Es ist nicht leicht, sich dem zu stellen, was ist. Manche Familien hüten ein Geheimnis über viele Jahre, vielleicht Generationen, weil die Wahrheit den Zusammenhalt und den Familienfrieden sprengen könnte. Aber das Geheimnis ist nicht fort, es sitzt wie ein dicker, unsichtbarer Elefant im Raum. Und macht ihn eng und die Luft zum Atmen knapp.

„Die Wahrheit ist dem Menschen zumutbar!“, meinte die Schriftstellerin Ingeborg Bachmann. Jesus geht einen Schritt weiter. Er sagt: „Die Wahrheit wird euch frei machen.“

Eine Freundin hat das erlebt. Sie wollte endlich die Wahrheit wissen. Die Wahrheit über ihren Großvater. Mit ihm ist sie als Kind durchs Dorf und über die Felder gewandert. Er hat in ihr die Liebe zu den Bäumen geweckt.
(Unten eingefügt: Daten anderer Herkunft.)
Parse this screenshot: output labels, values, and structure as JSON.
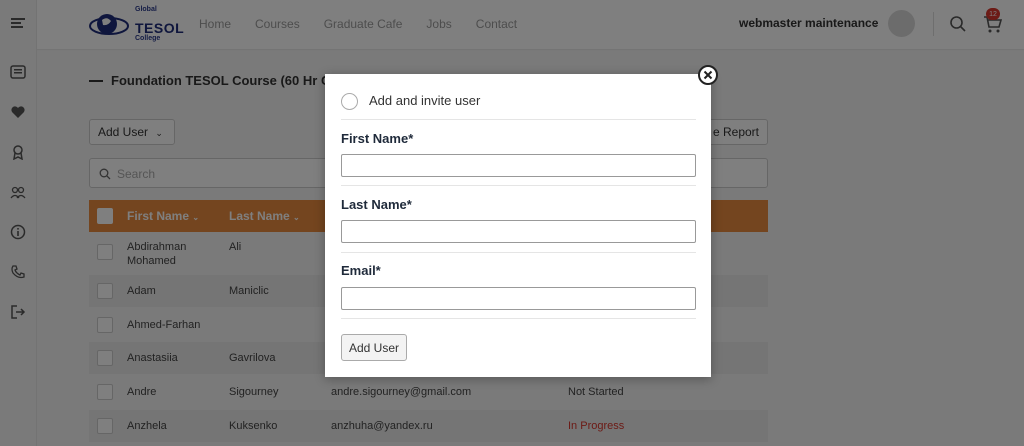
{
  "logo": {
    "small_top": "Global",
    "big": "TESOL",
    "small_bottom": "College"
  },
  "nav": [
    "Home",
    "Courses",
    "Graduate Cafe",
    "Jobs",
    "Contact"
  ],
  "user": {
    "name": "webmaster maintenance"
  },
  "cart": {
    "badge": "12"
  },
  "course": {
    "title": "Foundation TESOL Course (60 Hr C"
  },
  "toolbar": {
    "add_user_label": "Add User",
    "report_label": "e Report"
  },
  "search": {
    "placeholder": "Search"
  },
  "table": {
    "headers": {
      "first_name": "First Name",
      "last_name": "Last Name"
    },
    "rows": [
      {
        "first": "Abdirahman Mohamed",
        "last": "Ali",
        "email": "",
        "status": ""
      },
      {
        "first": "Adam",
        "last": "Maniclic",
        "email": "",
        "status": ""
      },
      {
        "first": "Ahmed-Farhan",
        "last": "",
        "email": "",
        "status": ""
      },
      {
        "first": "Anastasiia",
        "last": "Gavrilova",
        "email": "",
        "status": ""
      },
      {
        "first": "Andre",
        "last": "Sigourney",
        "email": "andre.sigourney@gmail.com",
        "status": "Not Started"
      },
      {
        "first": "Anzhela",
        "last": "Kuksenko",
        "email": "anzhuha@yandex.ru",
        "status": "In Progress"
      }
    ]
  },
  "modal": {
    "heading": "Add and invite user",
    "first_name_label": "First Name*",
    "last_name_label": "Last Name*",
    "email_label": "Email*",
    "first_name_value": "",
    "last_name_value": "",
    "email_value": "",
    "submit_label": "Add User"
  },
  "colors": {
    "accent": "#e98a3e",
    "status_in_progress": "#d9362c",
    "badge": "#d9362c"
  }
}
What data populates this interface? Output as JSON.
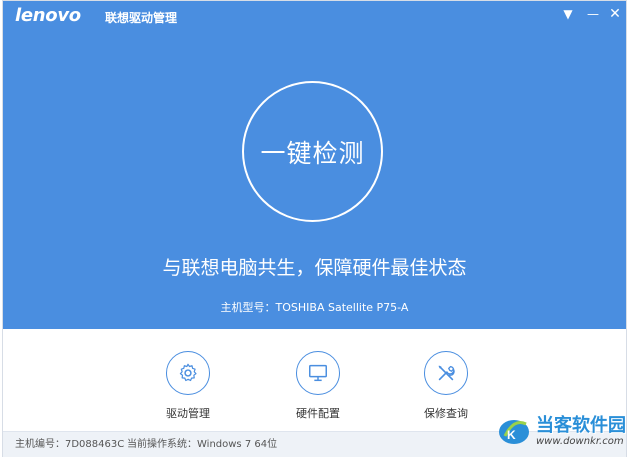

Aber der geliebte Opa war in jüngeren Jahren ein „alter Kämpfer“, ein Nazi der ersten Stunde. Von den Nazis ließ er sich als Bürgermeister in seinem Dorf einsetzen. Er sei „ein Guter“ gewesen, sagte die Familie. Aber wie geht das zusammen: guter Mensch und Gefolgsmann von Hitler?

„Die Wahrheit wirst du in seiner Akte finden“, sagte ein Bekannter meiner Freundin. „Wie alle Nazis in verantwortlicher Position hat er eine Prozessakte. Die liegt im Landesarchiv und die kannst du einsehen.“ Das hat in ihr stürmische Gefühle ausgelöst. Darf ich am Andenken des Großvaters kratzen? Was mache ich, wenn schlimme Dinge zutage treten?

Aber sie fährt hin ins Landesarchiv. Eine Angestellte überreicht ihr die Akte. Fünf Zentimeter dick, grauer Karton. Darauf: Name und Geburtsdatum des Großvaters.

Mit zitternden Knien setzt sie sich in den Lesesaal und klappt die Akte auf. Lauter lose, vergilbte Blätter. Angaben zur Person, Stellungnahme des Angeklagten, Aussagen von Zeugen. Am Ende das Urteil. Festgehalten mit Schreibmaschine, Bleistift oder Rotstift. Sie taucht ein in das Jahr 1947. Zwei Jahre hat der Großvater in einem Gefangenenlager verbracht. Jetzt erfolgt die Anklage: Mitglied eines verbrecherischen Regimes in verantwortlicher Position.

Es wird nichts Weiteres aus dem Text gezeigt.